Even the choice of Doyne drew some conjecture as to its significance. Doyne is the judge who held the fact-finding hearings in 2009, leading up to the court’s last Abbott ruling, which is now the core of the current case.

Doyne’s report, which some saw as sympathetic to the law center’s case, included a recommendation for the court to temporarily extend funding for supplemental programs such as extra counselors, tutors and after-school services.

In the end, the court did not follow Doyne’s advice on that point. Instead, it ruled in favor of a new school-funding formula proposed by then-Gov. Jon Corzine, which came without that supplemental money.

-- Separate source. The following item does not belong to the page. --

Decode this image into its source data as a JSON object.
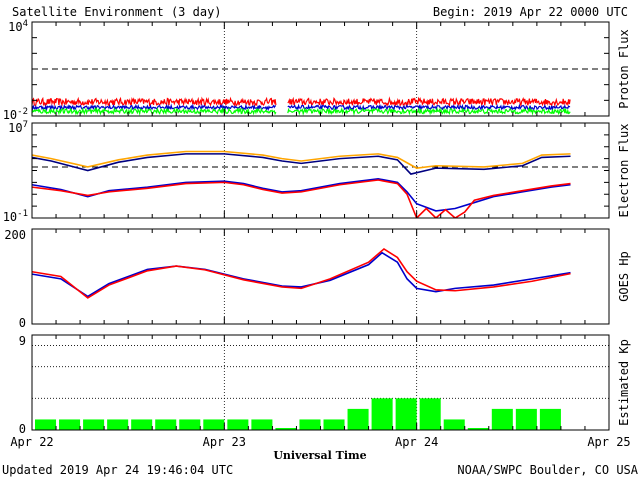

“Here is a guy [Doyne] who actually thought there should be more generous state funding,” said Paul Tractenberg, the Rutgers University law professor who first brought the Abbott case as a founder of the Education Law Center. “And now he’s confronted with a 14 percent reduction.”

Still, Doyne did not make many friends on the plaintiff’s side of the courtroom, Tractenberg said. In the same report he was almost dismissive of some of the ELC’s expert witnesses.

Either way, Doyne does brings the advantage of being well-versed in the case. And he wasted little time yesterday ordering the lawyers to his courtroom next Tuesday to lay out a schedule and other procedures for the upcoming hearings.

Known for being pleasant, collegial, and extremely hard working, Doyne closed his letter to the lawyers: “I shall look forward to working with you.”